The present paper emerged from a Q-method evaluation of the 2016-2017 Explore University programme which organised experiences for people of school age who might find value in studying higher education. The range of activities included campus visits, subject taster days, information, guidance and advice sessions in schools and summer schools. The Q-method study investigated the views of participants in Explore University to identify their shared perspectives on applying to university.
This Q-method involved participants sorting a set of statement cards onto a distribution grid shaped as an inverted pyramid. Participants sorted the cards based on how much they agreed with each statement. Data was collected on the participants’ perspectives then analysed collectively to produce consensus viewpoints which have statistical significance. In total, 46 secondary school students (aged 14-16 years) sorted 36 statements onto an online distribution grid.

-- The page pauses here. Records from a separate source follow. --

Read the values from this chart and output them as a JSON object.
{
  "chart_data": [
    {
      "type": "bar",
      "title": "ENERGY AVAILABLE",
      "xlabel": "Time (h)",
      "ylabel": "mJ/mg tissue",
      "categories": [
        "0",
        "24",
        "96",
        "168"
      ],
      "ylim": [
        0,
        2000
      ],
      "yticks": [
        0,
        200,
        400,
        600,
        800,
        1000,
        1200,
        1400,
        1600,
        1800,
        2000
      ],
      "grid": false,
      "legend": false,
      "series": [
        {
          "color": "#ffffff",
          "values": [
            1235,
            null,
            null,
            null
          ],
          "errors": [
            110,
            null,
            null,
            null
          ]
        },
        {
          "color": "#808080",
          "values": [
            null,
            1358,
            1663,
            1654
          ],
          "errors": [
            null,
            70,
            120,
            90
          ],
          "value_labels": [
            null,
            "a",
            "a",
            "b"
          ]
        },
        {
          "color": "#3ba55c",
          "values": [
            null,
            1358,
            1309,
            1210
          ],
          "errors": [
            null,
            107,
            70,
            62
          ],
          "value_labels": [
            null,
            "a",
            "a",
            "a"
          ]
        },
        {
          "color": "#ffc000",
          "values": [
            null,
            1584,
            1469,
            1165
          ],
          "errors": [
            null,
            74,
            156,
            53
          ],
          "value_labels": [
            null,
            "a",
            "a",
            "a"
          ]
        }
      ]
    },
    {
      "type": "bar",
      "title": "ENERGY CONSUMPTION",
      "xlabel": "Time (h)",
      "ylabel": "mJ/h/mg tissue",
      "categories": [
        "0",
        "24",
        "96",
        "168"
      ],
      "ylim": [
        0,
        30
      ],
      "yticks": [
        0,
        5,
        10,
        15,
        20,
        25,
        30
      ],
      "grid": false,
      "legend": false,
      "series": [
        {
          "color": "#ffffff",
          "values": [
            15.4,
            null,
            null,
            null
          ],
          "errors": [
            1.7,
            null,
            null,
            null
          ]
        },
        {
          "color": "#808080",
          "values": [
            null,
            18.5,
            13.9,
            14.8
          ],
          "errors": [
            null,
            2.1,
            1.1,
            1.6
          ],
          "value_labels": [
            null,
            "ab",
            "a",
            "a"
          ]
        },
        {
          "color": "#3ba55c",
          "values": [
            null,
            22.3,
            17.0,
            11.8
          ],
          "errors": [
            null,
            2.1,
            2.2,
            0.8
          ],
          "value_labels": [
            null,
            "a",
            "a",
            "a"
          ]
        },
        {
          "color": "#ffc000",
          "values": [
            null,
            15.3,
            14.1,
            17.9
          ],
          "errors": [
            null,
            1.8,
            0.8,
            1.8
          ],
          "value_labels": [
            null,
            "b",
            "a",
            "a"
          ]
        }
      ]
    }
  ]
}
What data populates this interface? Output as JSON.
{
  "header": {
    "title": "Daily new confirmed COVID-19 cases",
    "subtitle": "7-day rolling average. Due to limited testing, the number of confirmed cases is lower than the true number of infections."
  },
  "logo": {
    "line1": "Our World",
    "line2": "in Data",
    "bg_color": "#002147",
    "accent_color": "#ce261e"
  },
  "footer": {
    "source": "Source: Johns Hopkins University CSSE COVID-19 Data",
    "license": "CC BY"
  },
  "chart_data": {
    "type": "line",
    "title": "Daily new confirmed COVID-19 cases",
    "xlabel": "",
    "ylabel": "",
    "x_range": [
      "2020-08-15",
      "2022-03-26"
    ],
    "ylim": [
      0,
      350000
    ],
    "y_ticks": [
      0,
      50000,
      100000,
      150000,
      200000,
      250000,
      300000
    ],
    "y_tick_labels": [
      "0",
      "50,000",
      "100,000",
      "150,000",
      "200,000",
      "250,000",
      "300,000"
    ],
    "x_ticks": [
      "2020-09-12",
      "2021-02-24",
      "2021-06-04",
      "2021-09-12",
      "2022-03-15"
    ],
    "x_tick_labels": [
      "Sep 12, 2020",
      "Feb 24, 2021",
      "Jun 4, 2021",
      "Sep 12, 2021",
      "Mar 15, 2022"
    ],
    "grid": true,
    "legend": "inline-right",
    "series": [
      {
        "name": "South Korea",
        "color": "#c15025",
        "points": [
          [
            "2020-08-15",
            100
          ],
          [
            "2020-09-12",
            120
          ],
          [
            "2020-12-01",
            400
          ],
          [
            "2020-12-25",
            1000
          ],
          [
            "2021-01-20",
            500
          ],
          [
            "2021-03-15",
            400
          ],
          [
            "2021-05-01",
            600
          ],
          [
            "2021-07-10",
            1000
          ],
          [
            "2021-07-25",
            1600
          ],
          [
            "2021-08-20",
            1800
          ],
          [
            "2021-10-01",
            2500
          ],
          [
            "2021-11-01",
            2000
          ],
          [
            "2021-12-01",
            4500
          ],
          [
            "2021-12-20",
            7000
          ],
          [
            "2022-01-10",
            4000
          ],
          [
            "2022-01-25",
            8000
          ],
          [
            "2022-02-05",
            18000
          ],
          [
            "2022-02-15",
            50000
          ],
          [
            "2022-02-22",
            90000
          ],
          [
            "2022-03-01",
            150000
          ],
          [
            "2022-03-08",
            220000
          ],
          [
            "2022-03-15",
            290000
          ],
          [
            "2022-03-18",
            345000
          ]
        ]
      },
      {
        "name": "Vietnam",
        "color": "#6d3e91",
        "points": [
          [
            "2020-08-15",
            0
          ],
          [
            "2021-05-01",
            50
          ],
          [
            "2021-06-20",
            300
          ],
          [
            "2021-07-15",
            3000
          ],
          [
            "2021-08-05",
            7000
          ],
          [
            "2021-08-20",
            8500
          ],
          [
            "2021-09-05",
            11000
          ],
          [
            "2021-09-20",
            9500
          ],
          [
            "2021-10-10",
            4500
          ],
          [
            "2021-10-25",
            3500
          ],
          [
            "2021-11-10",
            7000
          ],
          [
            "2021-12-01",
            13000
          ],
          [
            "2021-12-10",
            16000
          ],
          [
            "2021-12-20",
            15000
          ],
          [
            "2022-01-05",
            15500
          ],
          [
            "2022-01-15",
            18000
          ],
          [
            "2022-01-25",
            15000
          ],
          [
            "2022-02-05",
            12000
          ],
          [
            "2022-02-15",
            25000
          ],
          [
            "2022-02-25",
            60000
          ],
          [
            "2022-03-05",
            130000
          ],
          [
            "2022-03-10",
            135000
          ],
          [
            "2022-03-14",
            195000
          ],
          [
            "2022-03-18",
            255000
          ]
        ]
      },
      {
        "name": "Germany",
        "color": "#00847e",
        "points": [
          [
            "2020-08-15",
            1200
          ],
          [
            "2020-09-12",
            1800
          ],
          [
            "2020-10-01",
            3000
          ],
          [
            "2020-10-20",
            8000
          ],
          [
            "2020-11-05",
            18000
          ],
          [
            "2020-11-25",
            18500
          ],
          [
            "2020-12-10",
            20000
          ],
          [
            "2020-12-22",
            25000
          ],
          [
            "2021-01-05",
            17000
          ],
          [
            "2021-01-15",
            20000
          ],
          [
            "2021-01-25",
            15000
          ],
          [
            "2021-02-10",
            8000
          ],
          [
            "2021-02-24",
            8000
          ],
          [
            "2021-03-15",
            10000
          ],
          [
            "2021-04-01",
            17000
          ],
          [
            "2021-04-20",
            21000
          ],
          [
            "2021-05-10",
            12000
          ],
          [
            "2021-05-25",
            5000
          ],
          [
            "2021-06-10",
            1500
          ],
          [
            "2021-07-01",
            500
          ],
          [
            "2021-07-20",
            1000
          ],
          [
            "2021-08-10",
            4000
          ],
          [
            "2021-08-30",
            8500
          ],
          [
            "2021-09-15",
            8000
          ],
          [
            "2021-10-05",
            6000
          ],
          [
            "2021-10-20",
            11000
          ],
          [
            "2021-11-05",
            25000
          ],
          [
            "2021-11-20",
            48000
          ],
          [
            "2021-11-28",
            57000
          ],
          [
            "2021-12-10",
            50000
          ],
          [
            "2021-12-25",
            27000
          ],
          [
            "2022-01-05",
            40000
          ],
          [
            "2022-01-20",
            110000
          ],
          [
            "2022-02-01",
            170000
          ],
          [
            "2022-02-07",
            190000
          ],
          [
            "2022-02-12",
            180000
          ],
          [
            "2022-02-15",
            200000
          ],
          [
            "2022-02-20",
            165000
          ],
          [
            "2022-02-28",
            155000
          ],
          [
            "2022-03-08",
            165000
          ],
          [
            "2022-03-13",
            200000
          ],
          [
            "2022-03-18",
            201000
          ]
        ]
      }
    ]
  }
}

The conference paper will present the study’s key findings that included four groups of participants that hold differing perspectives on aspiring to HE. The study found that 26 of the 41 participants who loaded on factors 2 to 4 believed the Explore University programme had positively supported them to consider university as an option for them. The rest of the students held a strong and longstanding perspective that they would attend university. The study also found that none of the participants were heavily influenced by the perspectives of their family and friends. Instead students were influenced more by their perspectives of themselves as learners.